La vida de Isabel Arriaga discurre por
unos cauces de tediosa banalidad: dirige una consulta psicológica con Aurora,
en un exclusivo barrio de Madrid; se encuentra separada de su marido, con el
que comparte un problemático hijo adolescente (Gonzalo); atiende a una
clientela estable de mujeres ricas con falsos problemas absurdos (a las que
bautiza con el irónico nombre de “languidecientes”); y tiene una edad que aún
la mantiene deseable a los ojos de los hombres. Pero basta un chispazo para
alterar esa calma aparente y falsaria: un tipo llamado Ricardo Alvear, culto,
rico, programador informático, que solicita sus servicios como terapeuta
después de espetarle, en la primera sesión, un resumen autobiográfico tan
tentador como abrupto: “No necesita saber mucho de mí. Vivo en un buen chalet,
viajo con frecuencia a Londres, a Nueva York o a Tokio si dispongo de más días,
me gusta estar solo, me tomo mis copas por la noche, no entiendo las canciones
de amor, apuesto en Bolsa desde mi casa. Ah, he matado a un hombre” (p.35).

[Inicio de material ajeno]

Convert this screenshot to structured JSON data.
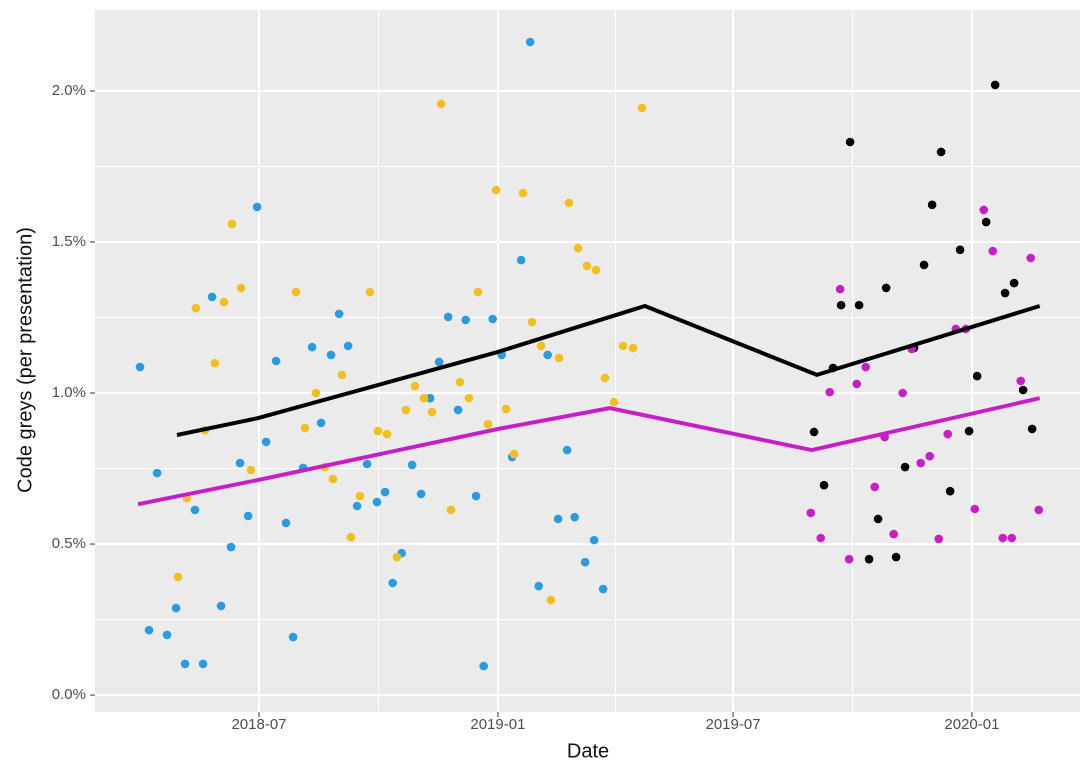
{
  "chart_data": {
    "type": "scatter",
    "xlabel": "Date",
    "ylabel": "Code greys (per presentation)",
    "xlim": [
      2018.15,
      2020.228
    ],
    "ylim": [
      -0.056,
      2.268
    ],
    "xticks": [
      {
        "value": 2018.496,
        "label": "2018-07"
      },
      {
        "value": 2019.0,
        "label": "2019-01"
      },
      {
        "value": 2019.496,
        "label": "2019-07"
      },
      {
        "value": 2020.0,
        "label": "2020-01"
      }
    ],
    "yticks": [
      {
        "value": 0,
        "label": "0.0%"
      },
      {
        "value": 0.5,
        "label": "0.5%"
      },
      {
        "value": 1,
        "label": "1.0%"
      },
      {
        "value": 1.5,
        "label": "1.5%"
      },
      {
        "value": 2,
        "label": "2.0%"
      }
    ],
    "grid": true,
    "series": [
      {
        "type": "scatter",
        "color": "#2b9be0",
        "x": [
          2018.245,
          2018.264,
          2018.281,
          2018.302,
          2018.321,
          2018.34,
          2018.361,
          2018.378,
          2018.397,
          2018.416,
          2018.437,
          2018.456,
          2018.473,
          2018.492,
          2018.511,
          2018.532,
          2018.553,
          2018.568,
          2018.589,
          2018.608,
          2018.627,
          2018.648,
          2018.665,
          2018.684,
          2018.703,
          2018.724,
          2018.745,
          2018.762,
          2018.778,
          2018.797,
          2018.819,
          2018.838,
          2018.857,
          2018.876,
          2018.895,
          2018.916,
          2018.932,
          2018.954,
          2018.97,
          2018.989,
          2019.008,
          2019.03,
          2019.049,
          2019.068,
          2019.086,
          2019.105,
          2019.127,
          2019.146,
          2019.162,
          2019.184,
          2019.203,
          2019.222
        ],
        "values": [
          1.086,
          0.215,
          0.735,
          0.199,
          0.288,
          0.103,
          0.613,
          0.103,
          1.318,
          0.295,
          0.49,
          0.768,
          0.593,
          1.616,
          0.838,
          1.106,
          0.57,
          0.192,
          0.752,
          1.152,
          0.901,
          1.126,
          1.262,
          1.156,
          0.626,
          0.765,
          0.639,
          0.672,
          0.371,
          0.47,
          0.762,
          0.666,
          0.983,
          1.103,
          1.252,
          0.944,
          1.242,
          0.659,
          0.096,
          1.245,
          1.126,
          0.788,
          1.44,
          2.162,
          0.361,
          1.126,
          0.583,
          0.811,
          0.589,
          0.44,
          0.513,
          0.351
        ]
      },
      {
        "type": "scatter",
        "color": "#f2c01e",
        "x": [
          2018.325,
          2018.344,
          2018.363,
          2018.382,
          2018.403,
          2018.422,
          2018.439,
          2018.458,
          2018.479,
          2018.574,
          2018.593,
          2018.616,
          2018.635,
          2018.652,
          2018.671,
          2018.69,
          2018.709,
          2018.73,
          2018.747,
          2018.766,
          2018.787,
          2018.806,
          2018.825,
          2018.844,
          2018.861,
          2018.88,
          2018.901,
          2018.92,
          2018.939,
          2018.958,
          2018.979,
          2018.996,
          2019.017,
          2019.034,
          2019.053,
          2019.072,
          2019.091,
          2019.112,
          2019.129,
          2019.15,
          2019.169,
          2019.188,
          2019.207,
          2019.226,
          2019.245,
          2019.264,
          2019.285,
          2019.304
        ],
        "values": [
          0.391,
          0.652,
          1.281,
          0.877,
          1.099,
          1.301,
          1.56,
          1.348,
          0.745,
          1.334,
          0.884,
          1.0,
          0.755,
          0.715,
          1.06,
          0.523,
          0.659,
          1.334,
          0.874,
          0.864,
          0.457,
          0.944,
          1.023,
          0.983,
          0.937,
          1.957,
          0.613,
          1.036,
          0.983,
          1.334,
          0.897,
          1.672,
          0.947,
          0.798,
          1.662,
          1.235,
          1.156,
          0.315,
          1.116,
          1.629,
          1.48,
          1.421,
          1.407,
          1.05,
          0.97,
          1.156,
          1.149,
          1.944
        ]
      },
      {
        "type": "scatter",
        "color": "#000000",
        "x": [
          2019.667,
          2019.688,
          2019.707,
          2019.724,
          2019.743,
          2019.762,
          2019.783,
          2019.802,
          2019.819,
          2019.84,
          2019.859,
          2019.878,
          2019.899,
          2019.916,
          2019.935,
          2019.954,
          2019.975,
          2019.994,
          2020.011,
          2020.03,
          2020.049,
          2020.07,
          2020.089,
          2020.108,
          2020.127
        ],
        "values": [
          0.871,
          0.695,
          1.083,
          1.291,
          1.831,
          1.291,
          0.45,
          0.583,
          1.348,
          0.457,
          0.755,
          1.149,
          1.424,
          1.623,
          1.798,
          0.675,
          1.474,
          0.874,
          1.056,
          1.566,
          2.02,
          1.331,
          1.364,
          1.01,
          0.881
        ]
      },
      {
        "type": "scatter",
        "color": "#c61fc6",
        "x": [
          2019.66,
          2019.681,
          2019.7,
          2019.722,
          2019.741,
          2019.757,
          2019.776,
          2019.795,
          2019.816,
          2019.835,
          2019.854,
          2019.873,
          2019.892,
          2019.911,
          2019.93,
          2019.949,
          2019.966,
          2019.987,
          2020.006,
          2020.025,
          2020.044,
          2020.065,
          2020.084,
          2020.103,
          2020.124,
          2020.141
        ],
        "values": [
          0.603,
          0.52,
          1.003,
          1.344,
          0.45,
          1.03,
          1.086,
          0.689,
          0.854,
          0.533,
          1.0,
          1.146,
          0.768,
          0.791,
          0.517,
          0.864,
          1.212,
          1.212,
          0.616,
          1.606,
          1.47,
          0.52,
          0.52,
          1.04,
          1.447,
          0.613
        ]
      },
      {
        "type": "line",
        "color": "#000000",
        "x": [
          2018.323,
          2018.494,
          2019.0,
          2019.31,
          2019.673,
          2020.143
        ],
        "values": [
          0.861,
          0.917,
          1.136,
          1.288,
          1.06,
          1.288
        ]
      },
      {
        "type": "line",
        "color": "#c61fc6",
        "x": [
          2018.241,
          2018.494,
          2019.0,
          2019.236,
          2019.662,
          2020.143
        ],
        "values": [
          0.632,
          0.712,
          0.881,
          0.95,
          0.811,
          0.983
        ]
      }
    ]
  }
}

Desde ese instante, el dique emocional
de Isabel comienza a agrietarse: no consigue conectar con su hijo, rebelde,
arisco y que cuida en su dormitorio a una inquietante boa imperator, que cada
día crece más; descubre que tal vez sigue amando a su exmarido Luis (lo que no
le impide mantener una extenuante sesión sexual con Adrián Siles, un reconocido
experto al que ha pedido directrices para afrontar el caso de Alvear); se ve
impotente para marcar unas fronteras claras en el caso de su paciente (no sabe
si le gusta, le atrae o lo odia)... Es como si, de pronto, innumerables
vectores de tensión la desgarraran de una forma meticulosa. El suelo tiembla.
Su cerebro tiembla. Su corazón tiembla. Algo turbio parece zarandearla en todas
las direcciones y la sacude el vértigo. Ricardo Alvear se ha transformado,
sigilosa pero férreamente, en el elemento que modula su vida (“Era el diapasón
de mi semana”, p.293). Con él mantiene una intensa esgrima psicológica, que la
agota durante mucho tiempo y que provocará cambios radicales en su forma de
pensar. Poco a poco irá retirando capas protectoras de su paciente y accederá a
pasillos oscuros en los que él sigue deambulando desde la infancia: una madre
atrapada por la náusea de las drogas; un tío con el que mantendrá una relación
desasosegante y confusa; el paso por diversos centros de acogida y
“re-educación”; la presencia reconfortante de Bernardo Ruiz, tal vez la única
persona que veló por la felicidad del joven Ricardo... y, por fin, sus
revelaciones sobre el ruido, el ruido del mundo, ese estruendo cacofónico que
“nos envuelve, se cierne sobre nosotros” (p.298) y nos aleja de la calma, del
sosiego, de la paz interior. Isabel, desbordada por la enorme envergadura de su
dolor, no puede detener la derrota inevitable de Ricardo Alvear, pero sí que
descubrirá a su lado los mecanismos para salvarse a sí misma, para enderezar el
rumbo, para no hundirse en el légamo. Paciente y psicóloga intercambian
silenciosamente sus funciones y ultiman, alterados, sus destinos.
Todos —es la lección que Ignacio
García-Valiño nos sugiere y traslada en sus páginas— estamos acechados por
hondas heridas invisibles y por fisuras que un día, sin plan previo, se alían
para desmoronarnos. Todos tenemos el corazón erizado de túneles, como un
termitero. Y a veces se produce una detonación que borra los tabiques. Isabel
lo descubre gracias a su educadísimo y hermético paciente.
Desplegando una vez más su prosa
diáfana, elegante y armónica, en la que belleza y precisión se distribuyen en
los dos platillos de la balanza, el autor maño nos entrega una turbadora
indagación (o un cúmulo de turbadoras preguntas) sobre el espíritu humano,
sobre sus flaquezas y meandros, sobre sus puntos ciegos y sus ráfagas de luz,
sobre la zozobra y sobre la esperanza.